En 1925 un second enfant naît au sein du couple Turbelier, un premier frère pour Adrienne, Albert Turbelier (1925-2023) puis un autre cadet en 1927, Georges Turbelier (1927-2009). L’affection au sein de cette fratrie ne se démentira jamais!

Quelques photographies témoignent de cette époque d’avant-guerre, plutôt heureuse pour Adrienne et ses frères mais plus rude pour se parents en raison de la crise économique des années trente. Louis Turbelier fut contraint d’abandonner son métier de ferblantier en raison du chômage qui sévissait et intégra la police municipale.

Tout naturellement, la petite Adrienne suivit sa scolarité jusqu’à l’obtention de son certificat d’études primaires en juillet 1935 dans une école confessionnelle tenue par les religieuses à cornette de la Retraite, une des nombreuses communautés religieuses du quartier.

Dans le même temps, elle reçut une instruction religieuse qui se solda par ce qu’on appelait à l’époque, le certificat d’études primaires chrétiennes et par la communion solennelle. Cette dernière était d’ailleurs l’occasion pour réunir la famille après la messe et d’organiser une traditionnelle fête, assortie d’un plantureux repas arrosé aux vins locaux des côteaux du Layon.

Y étaient présents, les grands parents, tous les oncles et les tantes, ainsi que les cousins et les cousines.

Mais, en 1935, il n’était pas question qu’une jeune fille, quels que soient sa vivacité d’esprit et son souhait, poursuive des études au-delà de la scolarité primaire obligatoire. C’est la raison pour laquelle elle entra en apprentissage chez un tailleur du quartier de la rue de la Madeleine, afin de devenir couturière. Un métier très souvent dévolu aux jeunes fille à l’époque, concurremment avec celui de cuisinière dans des maisons bourgeoises comme l’avait été sa mère jadis.

Non seulement elle s’accommoda sans difficulté de ce choix un peu orienté par d’autres, mais, sous la bienveillante direction de son maitre de stage, un patron tailleur dont l’atelier se situait non loin de chez elle, elle y prit goût. Elle aima ce métier qu’elle pratiqua ultérieurement, à des titres divers et privés, jusqu’à un âge avancé. En témoigne ses cahiers de couture qu’elle remplissait avec le plus grand soin.

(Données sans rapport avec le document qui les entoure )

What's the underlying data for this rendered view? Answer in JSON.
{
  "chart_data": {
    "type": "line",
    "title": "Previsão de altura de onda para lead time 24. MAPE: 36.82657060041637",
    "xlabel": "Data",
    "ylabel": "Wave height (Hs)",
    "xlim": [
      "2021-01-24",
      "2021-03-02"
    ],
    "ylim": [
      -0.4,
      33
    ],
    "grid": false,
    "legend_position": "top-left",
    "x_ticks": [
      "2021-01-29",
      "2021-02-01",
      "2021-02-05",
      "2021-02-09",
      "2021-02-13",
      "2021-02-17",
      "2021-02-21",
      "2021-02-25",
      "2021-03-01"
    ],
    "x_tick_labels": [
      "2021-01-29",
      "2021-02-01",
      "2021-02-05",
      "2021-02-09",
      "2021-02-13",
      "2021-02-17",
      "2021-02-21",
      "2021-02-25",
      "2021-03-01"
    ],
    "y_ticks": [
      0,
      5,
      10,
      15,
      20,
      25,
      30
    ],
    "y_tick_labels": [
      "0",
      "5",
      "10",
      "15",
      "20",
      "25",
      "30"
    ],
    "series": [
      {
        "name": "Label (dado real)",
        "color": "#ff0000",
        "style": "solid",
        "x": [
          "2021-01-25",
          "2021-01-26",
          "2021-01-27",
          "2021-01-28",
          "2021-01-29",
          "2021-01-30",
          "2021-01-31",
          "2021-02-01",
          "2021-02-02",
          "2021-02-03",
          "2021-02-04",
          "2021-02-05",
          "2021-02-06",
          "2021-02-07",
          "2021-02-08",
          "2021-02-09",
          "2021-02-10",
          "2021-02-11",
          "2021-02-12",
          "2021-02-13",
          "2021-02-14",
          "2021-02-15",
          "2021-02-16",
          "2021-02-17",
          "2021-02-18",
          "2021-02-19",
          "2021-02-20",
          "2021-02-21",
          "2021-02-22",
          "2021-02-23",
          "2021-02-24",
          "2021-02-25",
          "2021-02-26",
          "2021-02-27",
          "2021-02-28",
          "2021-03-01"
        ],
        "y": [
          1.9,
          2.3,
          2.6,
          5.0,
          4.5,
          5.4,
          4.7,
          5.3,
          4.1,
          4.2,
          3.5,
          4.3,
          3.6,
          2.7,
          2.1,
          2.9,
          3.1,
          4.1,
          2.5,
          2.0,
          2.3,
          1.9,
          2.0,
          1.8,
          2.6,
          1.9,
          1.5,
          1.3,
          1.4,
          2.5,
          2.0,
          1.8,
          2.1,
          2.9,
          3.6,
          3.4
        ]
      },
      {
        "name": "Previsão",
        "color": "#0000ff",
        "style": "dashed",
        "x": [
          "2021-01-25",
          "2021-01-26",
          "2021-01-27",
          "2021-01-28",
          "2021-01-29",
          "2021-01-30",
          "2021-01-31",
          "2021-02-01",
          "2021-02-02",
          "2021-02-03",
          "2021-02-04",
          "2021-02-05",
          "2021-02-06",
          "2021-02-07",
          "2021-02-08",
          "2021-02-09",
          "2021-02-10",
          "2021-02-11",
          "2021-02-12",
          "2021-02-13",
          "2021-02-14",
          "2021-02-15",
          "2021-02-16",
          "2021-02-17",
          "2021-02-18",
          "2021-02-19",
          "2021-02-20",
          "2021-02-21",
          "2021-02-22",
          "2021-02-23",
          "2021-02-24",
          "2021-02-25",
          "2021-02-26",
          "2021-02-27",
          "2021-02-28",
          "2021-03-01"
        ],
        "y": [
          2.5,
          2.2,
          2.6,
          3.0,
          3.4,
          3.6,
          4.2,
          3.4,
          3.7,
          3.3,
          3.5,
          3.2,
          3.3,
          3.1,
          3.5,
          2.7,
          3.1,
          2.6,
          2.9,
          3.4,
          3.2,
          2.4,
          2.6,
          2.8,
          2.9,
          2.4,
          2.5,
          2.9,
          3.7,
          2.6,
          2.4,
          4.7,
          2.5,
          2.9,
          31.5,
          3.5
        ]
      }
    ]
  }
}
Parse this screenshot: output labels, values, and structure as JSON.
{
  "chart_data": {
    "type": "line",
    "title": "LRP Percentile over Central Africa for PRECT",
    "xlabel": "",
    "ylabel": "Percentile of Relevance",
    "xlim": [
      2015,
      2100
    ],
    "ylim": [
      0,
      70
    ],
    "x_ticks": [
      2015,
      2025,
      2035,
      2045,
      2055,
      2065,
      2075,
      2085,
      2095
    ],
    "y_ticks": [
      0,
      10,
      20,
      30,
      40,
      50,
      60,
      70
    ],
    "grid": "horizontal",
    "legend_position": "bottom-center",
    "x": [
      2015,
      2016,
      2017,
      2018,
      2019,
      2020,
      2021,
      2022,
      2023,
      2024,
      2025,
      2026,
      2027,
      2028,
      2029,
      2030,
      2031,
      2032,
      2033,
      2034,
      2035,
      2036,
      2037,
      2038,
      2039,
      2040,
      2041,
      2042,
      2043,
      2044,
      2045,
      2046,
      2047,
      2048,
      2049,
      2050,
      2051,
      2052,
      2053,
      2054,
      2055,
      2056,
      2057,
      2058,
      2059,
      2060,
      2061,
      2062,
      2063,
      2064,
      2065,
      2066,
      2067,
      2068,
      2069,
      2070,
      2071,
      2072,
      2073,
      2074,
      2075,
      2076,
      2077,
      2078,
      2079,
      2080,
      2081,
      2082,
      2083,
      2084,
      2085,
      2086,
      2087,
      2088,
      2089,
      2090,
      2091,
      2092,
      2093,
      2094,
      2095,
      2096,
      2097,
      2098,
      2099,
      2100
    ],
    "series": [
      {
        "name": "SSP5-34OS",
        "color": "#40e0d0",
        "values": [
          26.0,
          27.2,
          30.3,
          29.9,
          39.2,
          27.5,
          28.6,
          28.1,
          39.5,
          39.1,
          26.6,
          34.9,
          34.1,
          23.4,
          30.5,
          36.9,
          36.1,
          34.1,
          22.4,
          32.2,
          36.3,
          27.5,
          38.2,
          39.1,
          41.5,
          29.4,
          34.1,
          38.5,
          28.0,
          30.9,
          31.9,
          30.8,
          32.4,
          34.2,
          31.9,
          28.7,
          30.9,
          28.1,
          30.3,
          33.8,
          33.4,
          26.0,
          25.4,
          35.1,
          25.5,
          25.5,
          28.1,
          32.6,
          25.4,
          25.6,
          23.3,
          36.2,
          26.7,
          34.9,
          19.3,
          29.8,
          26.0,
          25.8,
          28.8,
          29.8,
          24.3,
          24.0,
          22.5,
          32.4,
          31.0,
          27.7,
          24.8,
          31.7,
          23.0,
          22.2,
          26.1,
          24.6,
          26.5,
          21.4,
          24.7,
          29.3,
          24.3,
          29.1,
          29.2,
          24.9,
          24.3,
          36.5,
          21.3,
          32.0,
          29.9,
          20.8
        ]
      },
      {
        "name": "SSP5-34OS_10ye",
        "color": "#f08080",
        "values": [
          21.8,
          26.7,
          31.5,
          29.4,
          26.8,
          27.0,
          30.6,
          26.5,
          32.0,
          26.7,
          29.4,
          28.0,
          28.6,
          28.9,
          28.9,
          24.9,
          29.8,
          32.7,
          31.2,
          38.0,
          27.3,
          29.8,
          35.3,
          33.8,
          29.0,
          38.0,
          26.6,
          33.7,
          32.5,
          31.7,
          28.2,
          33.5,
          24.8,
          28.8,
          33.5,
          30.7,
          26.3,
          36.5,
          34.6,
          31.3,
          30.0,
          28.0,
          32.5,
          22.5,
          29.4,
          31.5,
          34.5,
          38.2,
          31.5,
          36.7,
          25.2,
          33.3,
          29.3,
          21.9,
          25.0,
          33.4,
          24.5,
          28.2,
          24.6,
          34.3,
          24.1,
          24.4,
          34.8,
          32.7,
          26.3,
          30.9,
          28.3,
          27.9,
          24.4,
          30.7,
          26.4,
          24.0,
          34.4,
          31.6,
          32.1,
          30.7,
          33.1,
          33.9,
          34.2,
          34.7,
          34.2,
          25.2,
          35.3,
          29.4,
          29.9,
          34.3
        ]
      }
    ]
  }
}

Ayant obtenu le certificat d’aptitude professionnelle de couturière (CAP), assorti de la « mention Bien » en juin 1939, son souhait aurait même été d’approfondir sa pratique en se spécialisant comme tailleur de costumes pour hommes et d’ensembles pour femme. Elle espérait même pouvoir poursuivre durablement, là où s’était déroulé son apprentissage. Malheureusement, la guerre fut déclarée en septembre 1939 et son patron réquisitionné dut fermer sa boutique.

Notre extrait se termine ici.